Peter Milton Walsh confessed that the career of his band has never followed any rules or directions. 30 years, 1985-2015 / Two cities, Paris and New York City / A Tale of Two Cities.
A happy coincidence that we had to celebrate!
I had already worked with Pascal Blua in the past, on a screenprint named An Evening with… edited in 2012, during the previous French tour of The Apartments. We decided to work together again and make a screenprint that we released with the band’s new album.
Pascal worked on the artworks of two of The Apartments’ albums (7 Songs and No Song, No Spell, No Madrigal) and on the posters of two of their tours (2012 and 2015). These experiences made him grow close with Peter Milton Walsh. The idea for the artwork of No Song, No Spell, No Madrigal is the result of talks between Pascal and Peter.
The screenprint we made is an allegory of Peter Milton Walsh universe. A universe full of music, literature, and movie references. A universe where the characters from the best American novels meet Nouvelle Vague movies. A universe where the present is lived like a sublimed past.
30 years, 1985-2015. And « only » five albums, to which we always go back because they bring us back to life.
Two cities, Paris and New York. A bridge across the Atlantic where the past meets the present, where the memories meet the dreams. A thread between the streets of New York, where lives the ghost of the « Sunset Hotel » (a hit song from their first album), and the Parisian roofs.
A Tale of Two Cities. This is obviously a reference to the novel by Charles Dickens, but it’s also an allusion to West Side Story. The typography is constructed around the idea of a thread connecting the two cities, like a link between the past and the present.
A Tale of Two Cities by Pascal Blua and Stéphane Constant (Zig) / printed by Stéphane Constant at Dezzig, a Brittany based workshop (France).
This screenprint is a tribute to the memories and dreams that we share with the great Peter Milton Walsh: 30 years, two cities, A Tale of Two Cities.
The poster is available in the artshop for 45€. It is manually printed at the Dezzig workshop (50 x 70 cm).

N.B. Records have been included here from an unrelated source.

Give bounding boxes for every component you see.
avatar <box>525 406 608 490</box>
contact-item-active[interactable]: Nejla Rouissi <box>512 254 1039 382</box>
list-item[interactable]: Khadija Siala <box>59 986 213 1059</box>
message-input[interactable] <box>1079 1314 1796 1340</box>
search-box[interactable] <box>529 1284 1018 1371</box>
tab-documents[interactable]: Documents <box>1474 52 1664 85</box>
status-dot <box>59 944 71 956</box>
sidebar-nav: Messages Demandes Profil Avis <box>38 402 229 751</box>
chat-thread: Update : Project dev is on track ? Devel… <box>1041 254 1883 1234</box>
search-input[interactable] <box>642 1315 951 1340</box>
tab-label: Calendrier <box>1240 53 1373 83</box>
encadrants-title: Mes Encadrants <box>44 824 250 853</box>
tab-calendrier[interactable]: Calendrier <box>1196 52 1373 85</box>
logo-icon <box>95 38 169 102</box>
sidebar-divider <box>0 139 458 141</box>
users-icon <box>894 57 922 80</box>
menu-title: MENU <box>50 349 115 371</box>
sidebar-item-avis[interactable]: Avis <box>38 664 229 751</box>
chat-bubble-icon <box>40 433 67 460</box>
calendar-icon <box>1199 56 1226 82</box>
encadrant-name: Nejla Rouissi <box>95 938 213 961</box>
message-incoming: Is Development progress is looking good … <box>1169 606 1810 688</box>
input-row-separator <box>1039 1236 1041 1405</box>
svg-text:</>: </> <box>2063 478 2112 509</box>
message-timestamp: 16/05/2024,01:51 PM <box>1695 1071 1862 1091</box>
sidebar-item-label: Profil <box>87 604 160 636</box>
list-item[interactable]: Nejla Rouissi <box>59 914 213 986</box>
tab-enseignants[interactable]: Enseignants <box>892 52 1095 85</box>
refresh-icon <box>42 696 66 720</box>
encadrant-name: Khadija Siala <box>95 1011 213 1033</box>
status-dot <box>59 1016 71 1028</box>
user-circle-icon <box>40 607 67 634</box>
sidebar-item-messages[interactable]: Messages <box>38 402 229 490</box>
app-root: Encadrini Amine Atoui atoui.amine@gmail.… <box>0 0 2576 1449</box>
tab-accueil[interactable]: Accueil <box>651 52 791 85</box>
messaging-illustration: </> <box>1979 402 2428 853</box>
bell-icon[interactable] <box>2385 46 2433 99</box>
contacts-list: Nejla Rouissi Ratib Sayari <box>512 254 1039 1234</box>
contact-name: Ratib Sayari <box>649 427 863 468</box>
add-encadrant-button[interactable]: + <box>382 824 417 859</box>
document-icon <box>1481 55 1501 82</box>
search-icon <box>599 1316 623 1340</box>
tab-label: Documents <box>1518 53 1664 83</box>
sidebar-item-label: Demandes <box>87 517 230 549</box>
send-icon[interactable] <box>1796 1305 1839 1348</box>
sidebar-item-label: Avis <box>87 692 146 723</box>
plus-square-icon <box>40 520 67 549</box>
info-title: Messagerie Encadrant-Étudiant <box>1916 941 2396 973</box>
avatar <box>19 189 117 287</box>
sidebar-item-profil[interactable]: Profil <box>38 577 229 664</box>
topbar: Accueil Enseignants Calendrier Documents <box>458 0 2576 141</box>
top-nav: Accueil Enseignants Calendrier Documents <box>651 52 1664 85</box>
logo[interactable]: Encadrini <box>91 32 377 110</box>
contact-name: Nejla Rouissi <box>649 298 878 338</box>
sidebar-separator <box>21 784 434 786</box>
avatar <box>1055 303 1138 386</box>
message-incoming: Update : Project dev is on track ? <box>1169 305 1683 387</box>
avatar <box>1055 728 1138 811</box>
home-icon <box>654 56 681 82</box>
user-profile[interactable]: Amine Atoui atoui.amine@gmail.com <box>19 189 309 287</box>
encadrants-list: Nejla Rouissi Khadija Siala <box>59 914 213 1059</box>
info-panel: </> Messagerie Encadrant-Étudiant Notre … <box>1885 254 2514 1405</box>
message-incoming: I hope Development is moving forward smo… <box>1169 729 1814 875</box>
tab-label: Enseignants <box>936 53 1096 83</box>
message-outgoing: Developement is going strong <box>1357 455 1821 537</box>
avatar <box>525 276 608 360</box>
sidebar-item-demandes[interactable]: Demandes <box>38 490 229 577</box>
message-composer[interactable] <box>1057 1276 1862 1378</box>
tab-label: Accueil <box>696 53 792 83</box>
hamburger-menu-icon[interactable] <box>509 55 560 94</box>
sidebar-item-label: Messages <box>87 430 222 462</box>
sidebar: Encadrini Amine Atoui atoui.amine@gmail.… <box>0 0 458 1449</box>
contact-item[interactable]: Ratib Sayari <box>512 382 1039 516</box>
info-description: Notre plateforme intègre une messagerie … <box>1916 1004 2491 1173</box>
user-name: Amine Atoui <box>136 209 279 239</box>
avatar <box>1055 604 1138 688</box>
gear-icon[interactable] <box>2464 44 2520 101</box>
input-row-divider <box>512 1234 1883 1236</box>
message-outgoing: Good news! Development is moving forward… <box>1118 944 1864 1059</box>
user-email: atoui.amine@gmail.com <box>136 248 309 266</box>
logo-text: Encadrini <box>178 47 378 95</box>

Limited edition of 120 copies. The use of matte and iridescent water-based paint gives depth to the visual. 50 copies printed on Fedrigoni Sirio Color Café 300 g paper were offered to the Microcultures members who participated in the crowdfunding campaign. 70 copies printed on Fedrigoni Sirio Black 300 g paper were available on the French tour of The Apartments (Paris and Rennes). There are still 35 copies left.
For those that would like to get a feel of The Apartments tour, the Microcultures project page gathers press articles.
You can find all of the infos and news about The Apartments on their Facebook page and their official website The Apartments
Original french text by Pascal Blua. Pictures by Stéphane Constant/Jérôme Sevrette.
Zig
Peter Walsh said about this poster : “I like the way this is filled with images that have spoken directly to all of us at some point in our lives—that lonely cloud, the fire escape, a kitten beneath the moon, street lamps and smoke, a chimney, a piano and all of them to symbolise two cities that I, like so many before and after me, first fell for from an impossible distance then later finally knew and loved.”